Auf dieses Thema wurde ich durch eine jüdische Besucherin meiner Seiten aus den USA gelenkt, deren Eltern in Geisa lebten. Sie mußten 1937 Deutschland verlassen und gelangten über viele Stationen in die USA. Sie entgingen damit dem Schicksal, welches vielen anderen Juden aus Geisa einen schrecklichen Tod in deutschen Konzentrationslagern brachte.
Die Tatsache, daß solche grausamen Verbrechen auch in unseren Heimatorten geschehen konnten, unter den Augen der Einwohner und oft unter ihrer tätigen Mithilfe, hat mich stark erschüttert. Es sollte uns aber auch mahnen, wachsam zu sein und neuen Anfängen zu wehren...

Zu Beginn möchte ich auf die für mich hilfreichste Lektüre hinweisen: Hans Nothnagel: Juden in Südthüringen Bd.5, Verlag Buchhaus Suhl. Der Herausgeber und die Autoren haben das Thema ortsbezogen sehr umfassend aufgearbeitet.

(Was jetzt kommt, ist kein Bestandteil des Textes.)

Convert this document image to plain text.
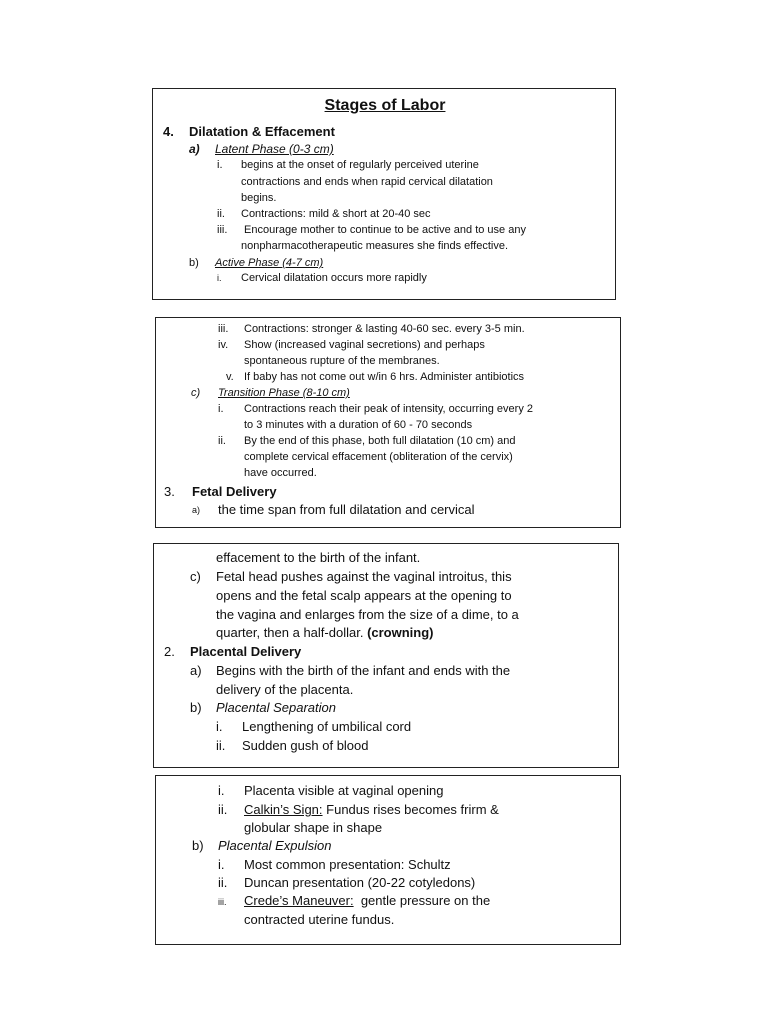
Stages of Labor
4. Dilatation & Effacement
a) Latent Phase (0-3 cm)
i. begins at the onset of regularly perceived uterine
contractions and ends when rapid cervical dilatation
begins.
ii. Contractions: mild & short at 20-40 sec
iii. Encourage mother to continue to be active and to use any
nonpharmacotherapeutic measures she finds effective.
b) Active Phase (4-7 cm)
i. Cervical dilatation occurs more rapidly
iii. Contractions: stronger & lasting 40-60 sec. every 3-5 min.
iv. Show (increased vaginal secretions) and perhaps
spontaneous rupture of the membranes.
v. If baby has not come out w/in 6 hrs. Administer antibiotics
c) Transition Phase (8-10 cm)
i. Contractions reach their peak of intensity, occurring every 2
to 3 minutes with a duration of 60 - 70 seconds
ii. By the end of this phase, both full dilatation (10 cm) and
complete cervical effacement (obliteration of the cervix)
have occurred.
3. Fetal Delivery
a) the time span from full dilatation and cervical
effacement to the birth of the infant.
c) Fetal head pushes against the vaginal introitus, this
opens and the fetal scalp appears at the opening to
the vagina and enlarges from the size of a dime, to a
quarter, then a half-dollar. (crowning)
2. Placental Delivery
a) Begins with the birth of the infant and ends with the
delivery of the placenta.
b) Placental Separation
i. Lengthening of umbilical cord
ii. Sudden gush of blood
i. Placenta visible at vaginal opening
ii. Calkin’s Sign: Fundus rises becomes frirm &
globular shape in shape
b) Placental Expulsion
i. Most common presentation: Schultz
ii. Duncan presentation (20-22 cotyledons)
iii. Crede’s Maneuver:  gentle pressure on the
contracted uterine fundus.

Die Anfänge der jüdischen Gemeinde in Geisa liegen im Dunkeln. Wie so oft sind die ersten Urkunden, in denen von Geisaer Juden die Rede ist, Verbote: Ein Fuldaer Fürstabt verbot 1550 den Juden, sich nicht in die Belange der Zünfte einzumischen haben, d.h. sie durften keine Handwerksberufe ausüben. Somit blieben ihnen nur das Handeln und Geldverleihen.
Ein Fürstabt war es dann auch, der die Vertreibung aller Juden aus dem Fuldaer Hochstift anordnete. Etwa 2000 Juden mußten daraufhin Fuldaer Besitz verlassen. Oftmals siedelten sie sich in Orten in der Nähe an, die nicht zu Fulda gehörten. Ab wann sie wieder nach Geisa zurückkehren durften, ist nicht bekannt, doch dürften die ältesten Grabsteine auf dem jüdischen Friedhof vom Ende des 18.Jh. stammen.
Mit Napoleon kamen auch neue Gesetze: Alte Standesprivilegien wurden abgeschafft und alle Menschen wurden Bürger. Doch kaum waren die Franzosen unter großen Opfern auch der deutschen Juden vertrieben, wurde alles wieder wie es war im Umgang mit den Juden. Sie mußten Schutzgelder bezahlen, wurden in den Gewerken beschränkt und es wurde ihnen der Erwerb von Grundstücken erschwert. Noch 1825 wurden sie in der Stadtordnung als "Nichtbürger" bezeichnet.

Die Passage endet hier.